For many years now, we have had a strong bias towards the Quality style of investing within our clients’ portfolios and our house-view funds. Traditional quality fund managers will pick the stocks of companies that have a track record of consistent earnings growth, whilst maintaining healthy balance sheets throughout good and bad times. These quality companies will typically be market leaders, provide essential products and services that are consumed, and have competitive advantages (brands, intellectual property, scale, manufacturing efficiencies, etc.) that give them pricing power under all market conditions.
While traditional quality funds have mostly offered significant downside protection during periods of market turbulence in the past, there is no question though that, over the last two-and-a-half years or so, most quality funds have underperformed global equity benchmarks, where the outsized returns have been disproportionally driven by the AI boom. As one would expect, the tendency of quality managers to focus on consistent historical performance rather than short-term momentum, means that they have far less exposure to the more mercurial technology stocks that have ignited growth in recent years.
The very purpose of quality funds should, in fact, be to help investors reduce their exposure to the risky market concentrations that arise during market rallies. Since the emergence of Chat GPT into our everyday lives in 2023, we have seen massive growth in the valuations of the Magnificent Seven (Alphabet, Amazon, Apple, Meta, Microsoft, Nvidia and Tesla). These tech-focused companies, with valuations ranging between around $700 billion to $3.3 trillion, now represent around a third of the S&P 500’s total market capitalisation. And quality managers have deliberately held underweight positions in these stocks.

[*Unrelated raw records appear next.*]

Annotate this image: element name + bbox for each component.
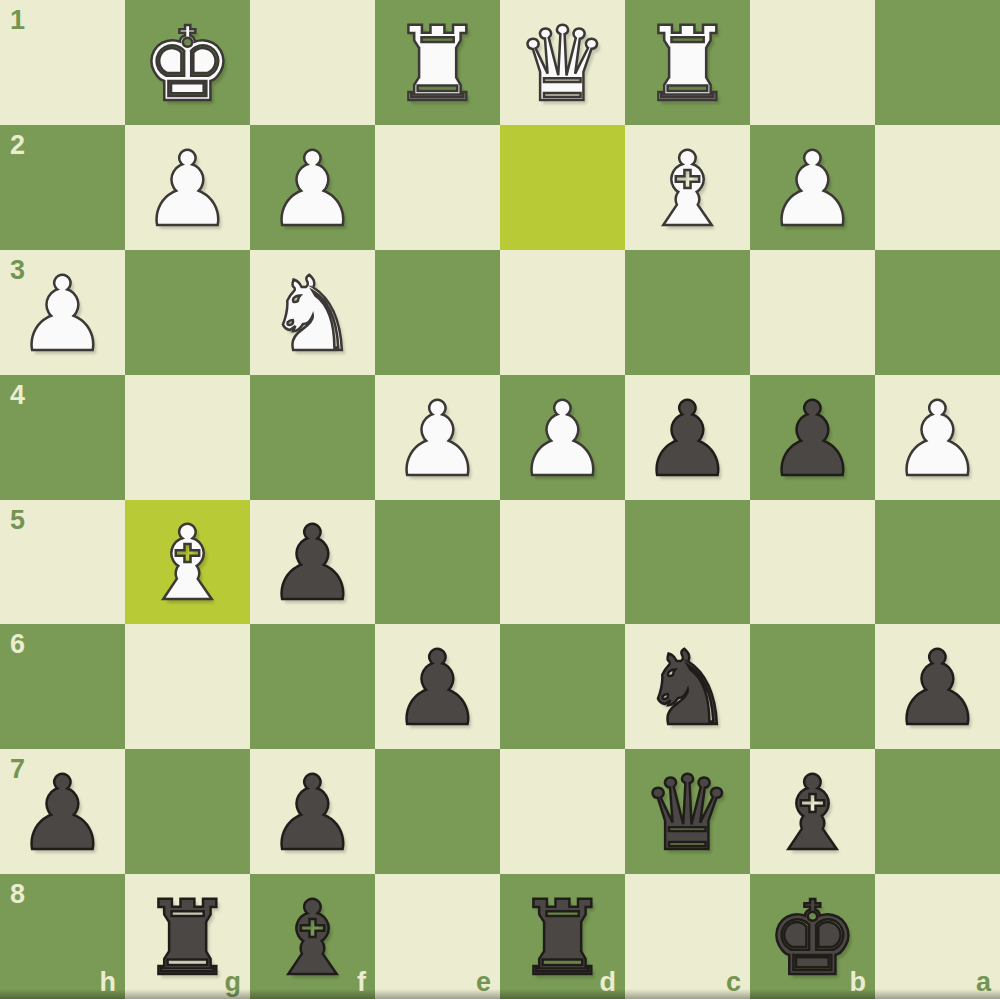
square-a3[interactable] bbox=[875, 250, 1000, 375]
square-g5[interactable]: ♝ bbox=[125, 500, 250, 625]
square-g2[interactable]: ♟ bbox=[125, 125, 250, 250]
chess-board: 1♚♜♛♜2♟♟♝♟3♟♞4♟♟♟♟♟5♝♟6♟♞♟7♟♟♛♝8hg♜f♝ed♜… bbox=[0, 0, 1000, 999]
white-pawn[interactable]: ♟ bbox=[266, 138, 358, 241]
square-e4[interactable]: ♟ bbox=[375, 375, 500, 500]
rank-label-5: 5 bbox=[10, 507, 25, 534]
square-c7[interactable]: ♛ bbox=[625, 749, 750, 874]
square-d8[interactable]: d♜ bbox=[500, 874, 625, 999]
square-a6[interactable]: ♟ bbox=[875, 624, 1000, 749]
square-d4[interactable]: ♟ bbox=[500, 375, 625, 500]
square-d5[interactable] bbox=[500, 500, 625, 625]
square-b8[interactable]: b♚ bbox=[750, 874, 875, 999]
white-pawn[interactable]: ♟ bbox=[766, 138, 858, 241]
square-h6[interactable]: 6 bbox=[0, 624, 125, 749]
black-pawn[interactable]: ♟ bbox=[16, 762, 108, 865]
rank-label-4: 4 bbox=[10, 382, 25, 409]
square-a4[interactable]: ♟ bbox=[875, 375, 1000, 500]
square-d3[interactable] bbox=[500, 250, 625, 375]
square-c4[interactable]: ♟ bbox=[625, 375, 750, 500]
black-pawn[interactable]: ♟ bbox=[641, 388, 733, 491]
square-g1[interactable]: ♚ bbox=[125, 0, 250, 125]
black-pawn[interactable]: ♟ bbox=[766, 388, 858, 491]
square-g7[interactable] bbox=[125, 749, 250, 874]
file-label-a: a bbox=[976, 969, 991, 996]
black-pawn[interactable]: ♟ bbox=[391, 637, 483, 740]
square-a2[interactable] bbox=[875, 125, 1000, 250]
board-grid: 1♚♜♛♜2♟♟♝♟3♟♞4♟♟♟♟♟5♝♟6♟♞♟7♟♟♛♝8hg♜f♝ed♜… bbox=[0, 0, 1000, 999]
square-c3[interactable] bbox=[625, 250, 750, 375]
square-h3[interactable]: 3♟ bbox=[0, 250, 125, 375]
white-pawn[interactable]: ♟ bbox=[141, 138, 233, 241]
square-d1[interactable]: ♛ bbox=[500, 0, 625, 125]
square-h5[interactable]: 5 bbox=[0, 500, 125, 625]
rank-label-8: 8 bbox=[10, 881, 25, 908]
square-f8[interactable]: f♝ bbox=[250, 874, 375, 999]
square-h1[interactable]: 1 bbox=[0, 0, 125, 125]
square-b2[interactable]: ♟ bbox=[750, 125, 875, 250]
white-pawn[interactable]: ♟ bbox=[16, 263, 108, 366]
black-rook[interactable]: ♜ bbox=[141, 887, 233, 990]
black-bishop[interactable]: ♝ bbox=[766, 762, 858, 865]
square-c5[interactable] bbox=[625, 500, 750, 625]
square-g8[interactable]: g♜ bbox=[125, 874, 250, 999]
square-d6[interactable] bbox=[500, 624, 625, 749]
square-b4[interactable]: ♟ bbox=[750, 375, 875, 500]
white-pawn[interactable]: ♟ bbox=[891, 388, 983, 491]
black-pawn[interactable]: ♟ bbox=[266, 762, 358, 865]
white-pawn[interactable]: ♟ bbox=[391, 388, 483, 491]
white-king[interactable]: ♚ bbox=[141, 13, 233, 116]
square-e3[interactable] bbox=[375, 250, 500, 375]
square-h2[interactable]: 2 bbox=[0, 125, 125, 250]
white-rook[interactable]: ♜ bbox=[641, 13, 733, 116]
square-f1[interactable] bbox=[250, 0, 375, 125]
square-d7[interactable] bbox=[500, 749, 625, 874]
square-e5[interactable] bbox=[375, 500, 500, 625]
square-c8[interactable]: c bbox=[625, 874, 750, 999]
black-pawn[interactable]: ♟ bbox=[266, 512, 358, 615]
black-queen[interactable]: ♛ bbox=[641, 762, 733, 865]
square-c1[interactable]: ♜ bbox=[625, 0, 750, 125]
square-f5[interactable]: ♟ bbox=[250, 500, 375, 625]
black-pawn[interactable]: ♟ bbox=[891, 637, 983, 740]
square-g6[interactable] bbox=[125, 624, 250, 749]
square-b5[interactable] bbox=[750, 500, 875, 625]
square-h7[interactable]: 7♟ bbox=[0, 749, 125, 874]
white-queen[interactable]: ♛ bbox=[516, 13, 608, 116]
black-king[interactable]: ♚ bbox=[766, 887, 858, 990]
square-a5[interactable] bbox=[875, 500, 1000, 625]
rank-label-6: 6 bbox=[10, 631, 25, 658]
black-bishop[interactable]: ♝ bbox=[266, 887, 358, 990]
square-f4[interactable] bbox=[250, 375, 375, 500]
rank-label-2: 2 bbox=[10, 132, 25, 159]
square-c2[interactable]: ♝ bbox=[625, 125, 750, 250]
white-bishop[interactable]: ♝ bbox=[641, 138, 733, 241]
file-label-c: c bbox=[726, 969, 741, 996]
square-b6[interactable] bbox=[750, 624, 875, 749]
rank-label-1: 1 bbox=[10, 7, 25, 34]
square-e6[interactable]: ♟ bbox=[375, 624, 500, 749]
black-knight[interactable]: ♞ bbox=[641, 637, 733, 740]
square-f6[interactable] bbox=[250, 624, 375, 749]
white-pawn[interactable]: ♟ bbox=[516, 388, 608, 491]
square-d2[interactable] bbox=[500, 125, 625, 250]
square-b3[interactable] bbox=[750, 250, 875, 375]
white-knight[interactable]: ♞ bbox=[266, 263, 358, 366]
square-h8[interactable]: 8h bbox=[0, 874, 125, 999]
file-label-e: e bbox=[476, 969, 491, 996]
square-f7[interactable]: ♟ bbox=[250, 749, 375, 874]
square-a7[interactable] bbox=[875, 749, 1000, 874]
square-f3[interactable]: ♞ bbox=[250, 250, 375, 375]
square-b1[interactable] bbox=[750, 0, 875, 125]
white-rook[interactable]: ♜ bbox=[391, 13, 483, 116]
square-g4[interactable] bbox=[125, 375, 250, 500]
square-a8[interactable]: a bbox=[875, 874, 1000, 999]
square-g3[interactable] bbox=[125, 250, 250, 375]
square-e2[interactable] bbox=[375, 125, 500, 250]
square-f2[interactable]: ♟ bbox=[250, 125, 375, 250]
square-h4[interactable]: 4 bbox=[0, 375, 125, 500]
square-b7[interactable]: ♝ bbox=[750, 749, 875, 874]
black-rook[interactable]: ♜ bbox=[516, 887, 608, 990]
square-e8[interactable]: e bbox=[375, 874, 500, 999]
square-c6[interactable]: ♞ bbox=[625, 624, 750, 749]
white-bishop[interactable]: ♝ bbox=[141, 512, 233, 615]
square-e1[interactable]: ♜ bbox=[375, 0, 500, 125]
file-label-h: h bbox=[100, 969, 117, 996]
square-e7[interactable] bbox=[375, 749, 500, 874]
square-a1[interactable] bbox=[875, 0, 1000, 125]
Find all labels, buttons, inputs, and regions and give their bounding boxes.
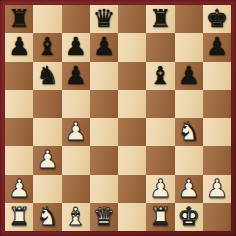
square-g3[interactable] xyxy=(175,146,203,174)
piece-black-pawn[interactable]: ♟ xyxy=(8,33,30,61)
square-c4[interactable]: ♟ xyxy=(62,118,90,146)
square-g6[interactable]: ♟ xyxy=(175,62,203,90)
square-a8[interactable]: ♜ xyxy=(5,5,33,33)
piece-black-bishop[interactable]: ♝ xyxy=(149,62,171,90)
piece-black-pawn[interactable]: ♟ xyxy=(64,33,86,61)
square-h8[interactable]: ♚ xyxy=(203,5,231,33)
square-f4[interactable] xyxy=(146,118,174,146)
square-f8[interactable]: ♜ xyxy=(146,5,174,33)
square-f5[interactable] xyxy=(146,90,174,118)
piece-black-rook[interactable]: ♜ xyxy=(8,5,30,33)
square-e4[interactable] xyxy=(118,118,146,146)
board-frame: ♜♛♜♚♟♝♟♟♟♞♟♝♟♟♞♟♟♟♟♟♜♞♝♛♜♚ xyxy=(0,0,236,236)
square-b1[interactable]: ♞ xyxy=(33,203,61,231)
square-d3[interactable] xyxy=(90,146,118,174)
square-f3[interactable] xyxy=(146,146,174,174)
square-a7[interactable]: ♟ xyxy=(5,33,33,61)
square-d7[interactable]: ♟ xyxy=(90,33,118,61)
square-b6[interactable]: ♞ xyxy=(33,62,61,90)
square-b7[interactable]: ♝ xyxy=(33,33,61,61)
square-h4[interactable] xyxy=(203,118,231,146)
square-f2[interactable]: ♟ xyxy=(146,175,174,203)
piece-black-rook[interactable]: ♜ xyxy=(149,5,171,33)
square-b5[interactable] xyxy=(33,90,61,118)
piece-white-king[interactable]: ♚ xyxy=(177,203,199,231)
square-f1[interactable]: ♜ xyxy=(146,203,174,231)
square-c6[interactable]: ♟ xyxy=(62,62,90,90)
square-e8[interactable] xyxy=(118,5,146,33)
square-g1[interactable]: ♚ xyxy=(175,203,203,231)
square-d2[interactable] xyxy=(90,175,118,203)
square-c2[interactable] xyxy=(62,175,90,203)
square-a4[interactable] xyxy=(5,118,33,146)
square-e6[interactable] xyxy=(118,62,146,90)
piece-white-knight[interactable]: ♞ xyxy=(36,203,58,231)
piece-white-pawn[interactable]: ♟ xyxy=(177,175,199,203)
square-a3[interactable] xyxy=(5,146,33,174)
square-e1[interactable] xyxy=(118,203,146,231)
chess-board: ♜♛♜♚♟♝♟♟♟♞♟♝♟♟♞♟♟♟♟♟♜♞♝♛♜♚ xyxy=(5,5,231,231)
square-d4[interactable] xyxy=(90,118,118,146)
square-g8[interactable] xyxy=(175,5,203,33)
piece-black-pawn[interactable]: ♟ xyxy=(64,62,86,90)
square-d8[interactable]: ♛ xyxy=(90,5,118,33)
piece-black-pawn[interactable]: ♟ xyxy=(93,33,115,61)
piece-white-queen[interactable]: ♛ xyxy=(93,203,115,231)
square-h7[interactable]: ♟ xyxy=(203,33,231,61)
square-a2[interactable]: ♟ xyxy=(5,175,33,203)
piece-white-pawn[interactable]: ♟ xyxy=(149,175,171,203)
square-g2[interactable]: ♟ xyxy=(175,175,203,203)
square-b8[interactable] xyxy=(33,5,61,33)
square-c7[interactable]: ♟ xyxy=(62,33,90,61)
piece-white-bishop[interactable]: ♝ xyxy=(64,203,86,231)
square-h5[interactable] xyxy=(203,90,231,118)
piece-white-pawn[interactable]: ♟ xyxy=(64,118,86,146)
piece-black-knight[interactable]: ♞ xyxy=(36,62,58,90)
piece-black-queen[interactable]: ♛ xyxy=(93,5,115,33)
square-c5[interactable] xyxy=(62,90,90,118)
piece-white-pawn[interactable]: ♟ xyxy=(206,175,228,203)
square-a6[interactable] xyxy=(5,62,33,90)
piece-white-pawn[interactable]: ♟ xyxy=(8,175,30,203)
square-f6[interactable]: ♝ xyxy=(146,62,174,90)
square-g5[interactable] xyxy=(175,90,203,118)
square-h3[interactable] xyxy=(203,146,231,174)
square-h1[interactable] xyxy=(203,203,231,231)
square-a1[interactable]: ♜ xyxy=(5,203,33,231)
square-f7[interactable] xyxy=(146,33,174,61)
square-c8[interactable] xyxy=(62,5,90,33)
square-a5[interactable] xyxy=(5,90,33,118)
square-d1[interactable]: ♛ xyxy=(90,203,118,231)
square-b4[interactable] xyxy=(33,118,61,146)
piece-black-bishop[interactable]: ♝ xyxy=(36,33,58,61)
piece-black-pawn[interactable]: ♟ xyxy=(206,33,228,61)
square-c3[interactable] xyxy=(62,146,90,174)
square-b2[interactable] xyxy=(33,175,61,203)
piece-white-knight[interactable]: ♞ xyxy=(177,118,199,146)
piece-black-pawn[interactable]: ♟ xyxy=(177,62,199,90)
square-g7[interactable] xyxy=(175,33,203,61)
piece-white-pawn[interactable]: ♟ xyxy=(36,146,58,174)
square-d6[interactable] xyxy=(90,62,118,90)
square-e2[interactable] xyxy=(118,175,146,203)
square-h6[interactable] xyxy=(203,62,231,90)
piece-white-rook[interactable]: ♜ xyxy=(8,203,30,231)
square-c1[interactable]: ♝ xyxy=(62,203,90,231)
square-h2[interactable]: ♟ xyxy=(203,175,231,203)
square-e3[interactable] xyxy=(118,146,146,174)
square-e5[interactable] xyxy=(118,90,146,118)
square-g4[interactable]: ♞ xyxy=(175,118,203,146)
square-d5[interactable] xyxy=(90,90,118,118)
square-b3[interactable]: ♟ xyxy=(33,146,61,174)
piece-black-king[interactable]: ♚ xyxy=(206,5,228,33)
square-e7[interactable] xyxy=(118,33,146,61)
piece-white-rook[interactable]: ♜ xyxy=(149,203,171,231)
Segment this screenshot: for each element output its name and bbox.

Their approach, however, is designed to protect investors from severe volatility when stock markets are plummeting. When we look back at performances during the COVID-19 downturn and the 2022 market correction, which was caused by Russia’s invasion of Ukraine, it is fair to say that most quality managers did not really live up to the expectations. They did fall less than the MSCI in 2020, but not dramatically so, and they didn’t provide the anticipated defensiveness in 2022. This might be explained by just how short-lived those bumpy periods proved to be. All stocks, including quality companies, were sold off on significantly negative sentiment, but the recovery was generally so fast that the quality companies didn’t have the opportunity to prove their differentiated earnings’ resilience.
A litmus test awaits
We have now entered a phase that will serve as the next litmus test for quality managers. Trump’s return to the White House has been the catalyst for a market correction with fiscal and trade policies, geopolitical tensions, and even extraneous factors such as technological shifts, all introducing high levels of uncertainty for stock markets, especially in the US. Shares driven primarily by momentum had surged ahead of actual earnings, leading to concentrated market positions that are proving to be vulnerable to a shift in sentiment.
Implementation of new tariffs, the downsizing of the US Federal Workforce and aggressive anti-immigration policies could all impact inflation and economic growth in the US as well as globally in the months to come, in turn causing market corrections and sectoral selloffs. We would anticipate that the quality stocks should be less susceptible to the corrections, especially if the market has time to digest the resilience of their earnings and appreciate the fact that they are not expensive, having missed out on much of the prior upside momentum.
We will continue to monitor our quality managers’ performances very closely to see if they can justify their allocations by providing the downside protection that we would hope to see.